Eigenartigerweise gibt es hierfür keinerlei Indizien, weder in den Berichten der Zeitzeugen (Barth, Meißner, van der Laan usw.) noch in der Sekundärliteraratur. Hat es keine Kontakte gegeben? Wenn nein, warum nicht? Haben die Bando-Vereine, die in den 1930er Jahren gegründet wurden, den Versuch der Kontaktaufnahme gemacht? Hat Matsue das nicht gewollt? Haben die Gefangenen und er bereits 1920 einen Schlussstrich unter die »Akte Bando« gezogen?

Wer Informationen hierzu hat, möge sich bitte melden!
 

Anmerkungen

1. In Japan steht der Name üblicherweise vor dem Vornamen; dem wird hier gefolgt.

2. Der Redakteur stützt sich insbesondere auf die Publikationen von Nakamura und Tamura.

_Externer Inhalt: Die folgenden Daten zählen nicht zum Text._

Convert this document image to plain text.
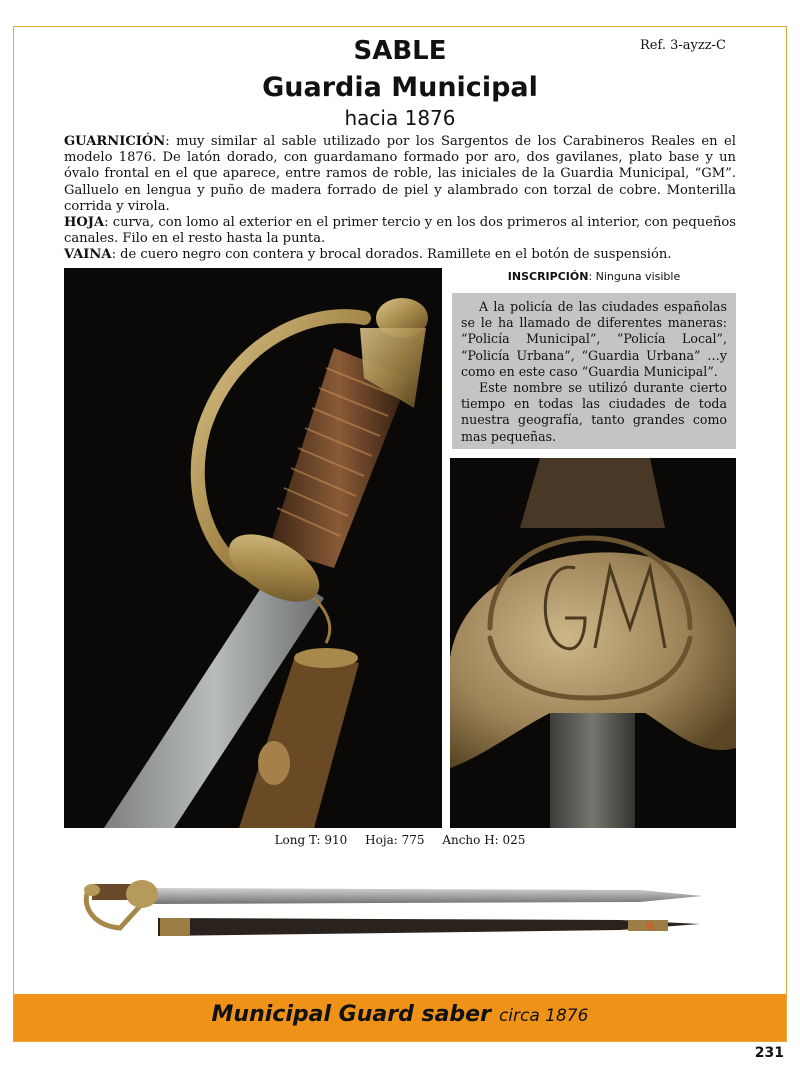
Ref. 3-ayzz-C
SABLE
Guardia Municipal
hacia 1876

GUARNICIÓN: muy similar al sable utilizado por los Sargentos de los Carabineros Reales en el modelo 1876. De latón dorado, con guardamano formado por aro, dos gavilanes, plato base y un óvalo frontal en el que aparece, entre ramos de roble, las iniciales de la Guardia Municipal, “GM”. Galluelo en lengua y puño de madera forrado de piel y alambrado con torzal de cobre. Monterilla corrida y virola.

HOJA: curva, con lomo al exterior en el primer tercio y en los dos primeros al interior, con pequeños canales. Filo en el resto hasta la punta.

VAINA: de cuero negro con contera y brocal dorados. Ramillete en el botón de suspensión.

INSCRIPCIÓN: Ninguna visible

A la policía de las ciudades españolas se le ha llamado de diferentes maneras: “Policía Municipal”, ”Policía Local”, “Policía Urbana”, “Guardia Urbana” …y como en este caso “Guardia Municipal”.

Este nombre se utilizó durante cierto tiempo en todas las ciudades de toda nuestra geografía, tanto grandes como mas pequeñas.

Long T: 910 Hoja: 775 Ancho H: 025
Municipal Guard saber circa 1876
231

3. Laut Nakamura; zum Teil werden andere Geburtsjahre kolportiert, z.B. 1871 (»Japan-Forum« Nr. 149, Aug. 2007) oder 1872, auch 1956 als Todesjahr.

4. Nach van der Laan/Bernau, S. 19; es gibt mehrere Versionen des Wortlauts (vgl. Nakamura, S. 60).

5. Wie Fußnote 4 (vgl. Nakamura, S. 60 f.).